Inside Meta’s 24K-GPU AI Superclusters

Table of Contents

Meta has revealed new details about its next-generation 24,576-GPU AI clusters, representing one of the largest and most open high-performance AI training infrastructures in the world. These clusters, built for training Llama 3 and future GenAI models, showcase Meta’s commitment to open hardware, open software, and industry-wide collaboration.

The systems are built on Grand Teton, OpenRack, and PyTorch, reinforcing Meta’s long-standing strategy of advancing AI through open compute ecosystems.

By the end of 2024, Meta expects its GPU fleet to scale to 350,000 NVIDIA H100 GPUs, equivalent to roughly 600,000 H100s of compute when including other accelerators—an unprecedented leap in AI infrastructure.

🚀 Why Meta Is Building Such Massive AI Clusters
#

Meta’s long-term objective is to develop open and responsible AGI. Achieving that vision requires the ability to train large, complex models at extreme scale. The new clusters support the entire range of Meta’s AI workloads—from Llama research to multimodal models, recommendation systems, and new AI-native devices.

Meta previously disclosed its AI Research SuperCluster (RSC) in 2022, a 16,000-GPU A100 system that powered early Llama development. The new clusters represent the next stage in scale, performance, and reliability.
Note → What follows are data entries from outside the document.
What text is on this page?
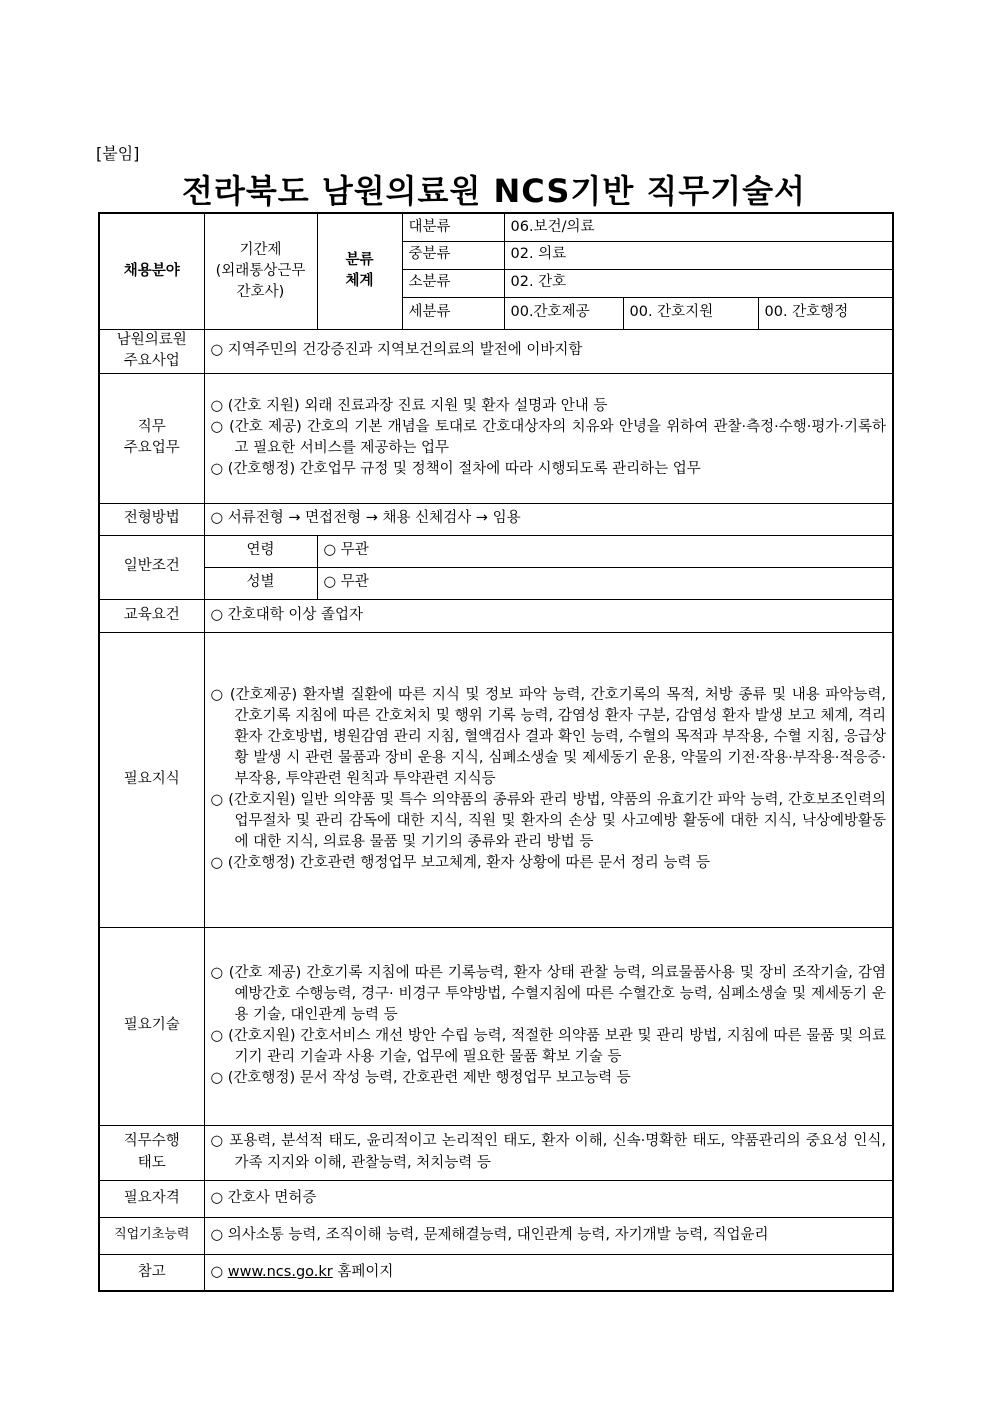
[붙임]
전라북도 남원의료원 NCS기반 직무기술서
채용분야	기간제
(외래통상근무
간호사)	분류
체계	대분류	06.보건/의료		
			중분류	02. 의료		
			소분류	02. 간호		
			세분류	00.간호제공	00. 간호지원	00. 간호행정
남원의료원
주요사업	○ 지역주민의 건강증진과 지역보건의료의 발전에 이바지함					
직무
주요업무	○ (간호 지원) 외래 진료과장 진료 지원 및 환자 설명과 안내 등
○ (간호 제공) 간호의 기본 개념을 토대로 간호대상자의 치유와 안녕을 위하여 관찰·측정·수행·평가·기록하고 필요한 서비스를 제공하는 업무
○ (간호행정) 간호업무 규정 및 정책이 절차에 따라 시행되도록 관리하는 업무					

전형방법	○ 서류전형 → 면접전형 → 채용 신체검사 → 임용					
일반조건	연령	○ 무관				
	성별	○ 무관				
교육요건	○ 간호대학 이상 졸업자					
필요지식	○ (간호제공) 환자별 질환에 따른 지식 및 정보 파악 능력, 간호기록의 목적, 처방 종류 및 내용 파악능력, 간호기록 지침에 따른 간호처치 및 행위 기록 능력, 감염성 환자 구분, 감염성 환자 발생 보고 체계, 격리환자 간호방법, 병원감염 관리 지침, 혈액검사 결과 확인 능력, 수혈의 목적과 부작용, 수혈 지침, 응급상황 발생 시 관련 물품과 장비 운용 지식, 심폐소생술 및 제세동기 운용, 약물의 기전·작용·부작용·적응증·부작용, 투약관련 원칙과 투약관련 지식등
○ (간호지원) 일반 의약품 및 특수 의약품의 종류와 관리 방법, 약품의 유효기간 파악 능력, 간호보조인력의 업무절차 및 관리 감독에 대한 지식, 직원 및 환자의 손상 및 사고예방 활동에 대한 지식, 낙상예방활동에 대한 지식, 의료용 물품 및 기기의 종류와 관리 방법 등
○ (간호행정) 간호관련 행정업무 보고체계, 환자 상황에 따른 문서 정리 능력 등					

필요기술	○ (간호 제공) 간호기록 지침에 따른 기록능력, 환자 상태 관찰 능력, 의료물품사용 및 장비 조작기술, 감염예방간호 수행능력, 경구· 비경구 투약방법, 수혈지침에 따른 수혈간호 능력, 심폐소생술 및 제세동기 운용 기술, 대인관계 능력 등
○ (간호지원) 간호서비스 개선 방안 수립 능력, 적절한 의약품 보관 및 관리 방법, 지침에 따른 물품 및 의료기기 관리 기술과 사용 기술, 업무에 필요한 물품 확보 기술 등
○ (간호행정) 문서 작성 능력, 간호관련 제반 행정업무 보고능력 등					

직무수행
태도	○ 포용력, 분석적 태도, 윤리적이고 논리적인 태도, 환자 이해, 신속·명확한 태도, 약품관리의 중요성 인식, 가족 지지와 이해, 관찰능력, 처치능력 등					

필요자격	○ 간호사 면허증					
직업기초능력	○ 의사소통 능력, 조직이해 능력, 문제해결능력, 대인관계 능력, 자기개발 능력, 직업윤리					
참고	○ www.ncs.go.kr 홈페이지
🧩 Key Components of Meta’s 24,576-GPU AI Clusters
#

1. Networking: RoCE and InfiniBand at 400 Gbps
#

Meta built two versions of its new cluster:

A RoCE (RDMA over Converged Ethernet) version
using Arista 7800 plus OCP Wedge400 and Minipack2 switches
An NVIDIA Quantum2 InfiniBand version

Both interconnect GPUs at 400 Gbps, giving Meta the ability to directly compare scalability, resilience, and performance between Ethernet and InfiniBand fabrics at extreme scale.

Thanks to co-designed networking software and training stack workloads, both clusters are used successfully for large-scale AI training—including the current Llama 3 training run on the RoCE cluster.

2. Compute: Grand Teton, Meta’s Open GPU Platform
#

Each cluster is built using Grand Teton, Meta’s internally designed GPU system contributed to the Open Compute Project.

Key benefits of Grand Teton:

Integrated power, control, compute, and fabric interfaces
Strong thermal and signal-integrity performance
Rapid deployment and simplified maintenance
Flexible design for future GPUs, interconnects, and power architectures

Meta has been publicly designing open GPU platforms since Big Sur in 2015, and Grand Teton is its most advanced iteration.

3. Storage: Fábrica + Hammerspace for Extreme Scale
#

Training frontier AI models requires massive, fast, and resilient storage. Meta’s solution integrates:

Fábrica, Meta’s Flash-optimized distributed storage
A Parallel NFS deployment co-developed with Hammerspace
Local FUSE interfaces for checkpointing and data operations
YV3 Sierra Point OCP servers with high-capacity E1.S SSDs

This architecture allows:

Thousands of GPUs to load/save checkpoints simultaneously
Exabyte-scale data access
Interactive debugging across thousands of nodes
Flexible scaling for next-generation clusters

⚙️ Performance Optimization at Scale
#

Meta stresses that building massive clusters is only the first step—the real challenge is sustaining performance.

A few key improvements:

Topology-aware job scheduling
reduces congestion and latency.
Customized routing policies + NCCL optimizations
ensure efficient collective operations across thousands of GPUs.
FP8 and new parallelization strategies
enable faster and more efficient training on H100 GPUs.
Advanced debugging tools like
Design Debug and Distributed Collective Recorder
help identify bottlenecks down to a single GPU.

Startup times for large distributed jobs—once hours—have been reduced to minutes through PyTorch improvements.

🤝 Meta’s Commitment to Open AI and Open Hardware
#

Meta continues to champion open AI ecosystems:

Founding member of the Open Compute Project (OCP)
Largest contributor to PyTorch worldwide
Member of the AI Alliance
Creator of the Open Innovation AI Research Community

Meta believes that open-source tools enable transparency, trust, and shared progress—especially critical as AI systems grow more powerful.

⏭️ What’s Next for Meta’s AI Infrastructure?
#

Meta fully expects infrastructure requirements to expand again as models grow more sophisticated. As a result, the company continues to evaluate:

New interconnect fabrics
Advanced memory and storage solutions
Next-gen open GPU platforms
Larger-scale PyTorch optimizations
Future clusters involving hundreds of thousands of GPUs

Meta’s iterative philosophy remains the same: build, test, optimize, repeat—all in real production environments.

As AGI research accelerates globally, Meta’s massive open-architecture AI clusters will play a pivotal role in shaping the next decade of AI development.